Третий прыжок с кульбитом и портфелем (СИ) - Сербский Владимир. Страница 68
Да, получился длинный ответ на простой вопрос. Однако вслух такое говорить нельзя. И врать негоже — раскусят вмиг. Осталось говорить другую правду
— Ты очень необычная. А какая хозяйка в доме! Слушай стихи:
Ты как май прекрасна, как дитя светла,
Но меня смущают ступа и метла.
Оттаивая, Анюта улыбнулась на незатейливую шутку:
— И еще я очень хитрая. Я придумала, как нам дальше разведку вести.
— Опять за рыбу деньги… — огорченно прошептал я. — Нет, бог меня не наградил, он наказал.
— Да? — снова насупилась она.
— Знаешь, где Ваня до ранения служил? В батальоне охраны и разведки Ракетных Войск стратегического назначения. ОБОР РВСН называется. Там толк в маскировке знают, и с диверсантами умеют работать. А ты про разведку только в детективах читала. Чувствуешь разницу? «Большой брат следит за тобой» — это не шутки.
Пока Нюся переваривала отповедь, подошла наша очередь. Кефир мы решили брать не только Антону с Верой. Дома такой напиток пригодится, и разведчику Ване молочная диета тоже не повредит. Не успели набить авоську, как в соседнем отделе выкинули вареную колбасу и сардельки. Подсуетившись, мы очень удачно оказались в первых рядах мгновенно образовавшейся очереди.

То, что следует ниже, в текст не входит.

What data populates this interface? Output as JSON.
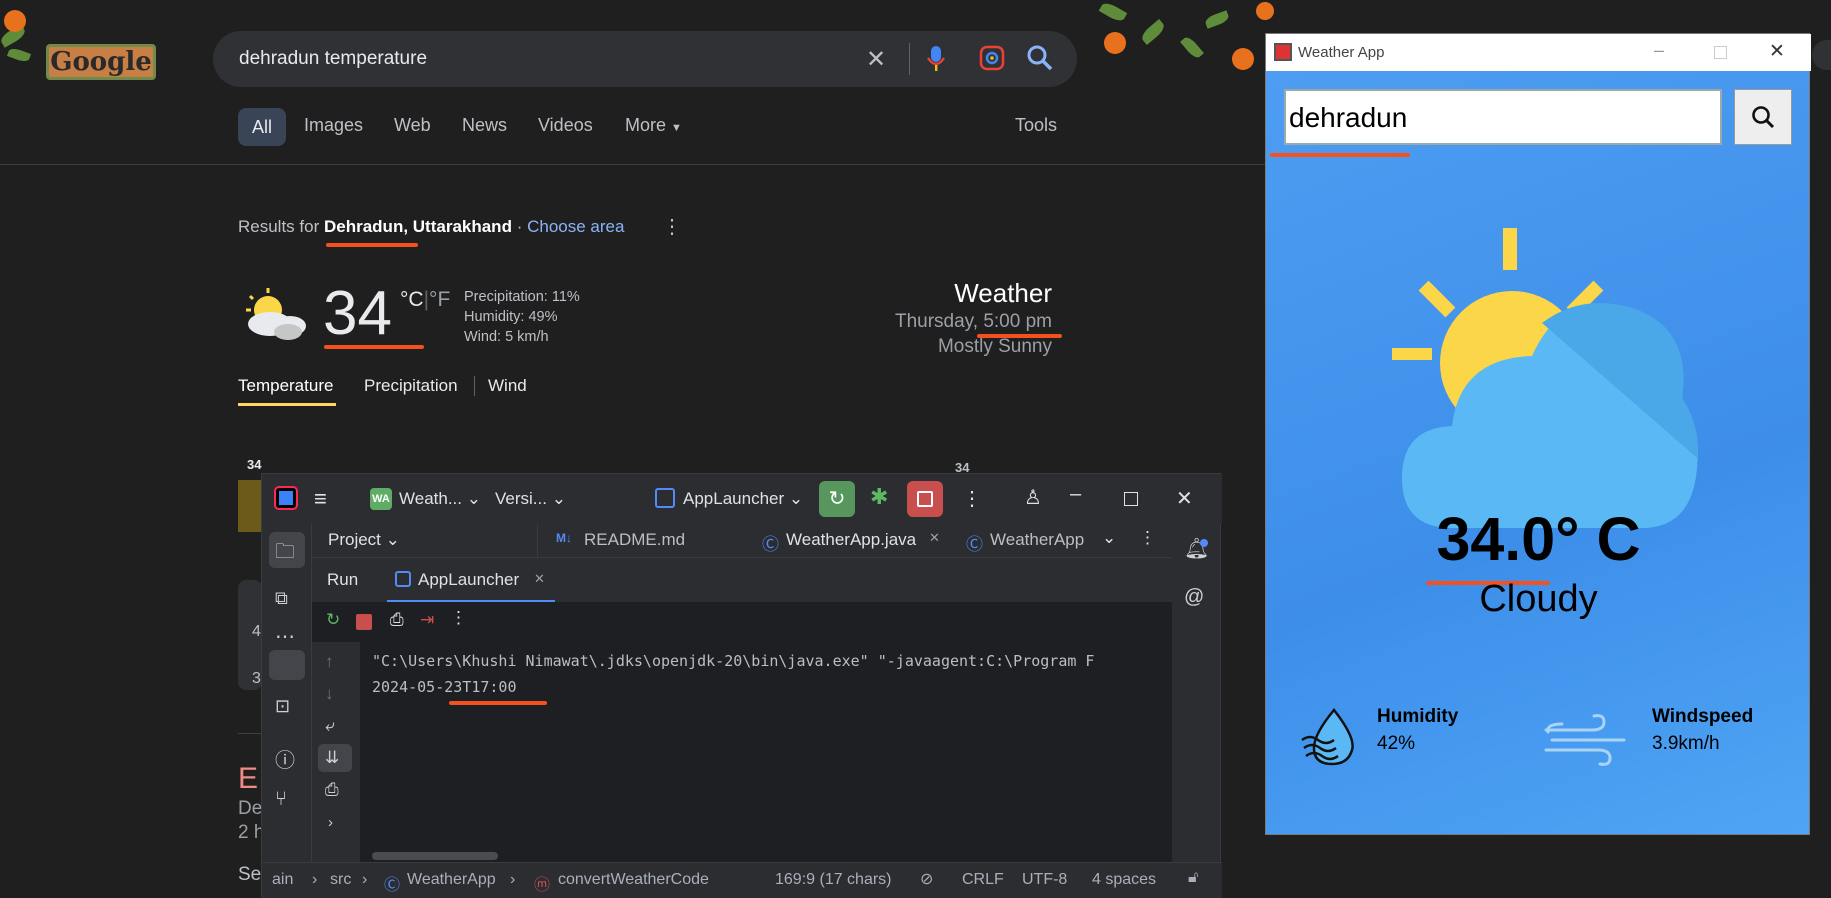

Когда катит фарт, надо хватать его хвост, и заодно «докторскую», «телячью», и «пражские» шпикачки. Ее ж только с завода привезли, с пылу с жару! Сомнениям места нет — даже домашняя кошка трескает свежую советскую колбасу с жадностью, а это показатель. Впрочем, ничего удивительного. Правильную вареную колбасу делают из мякоти говядины и свинины, с добавлением натурального молока, яиц, кардамона и мускатного ореха. В «языковой» колбасе за три сорок присутствовал вареный язык, а в ливерной колбасе — именно ливер, а не жилы. Добавлять крахмал, сою, тертые кости и прочие казеинаты здесь еще не додумались. Хотя недолго ждать осталось — в следующем году начнут потихоньку, а к концу социализма научатся в колбасу все пихать, кроме мяса.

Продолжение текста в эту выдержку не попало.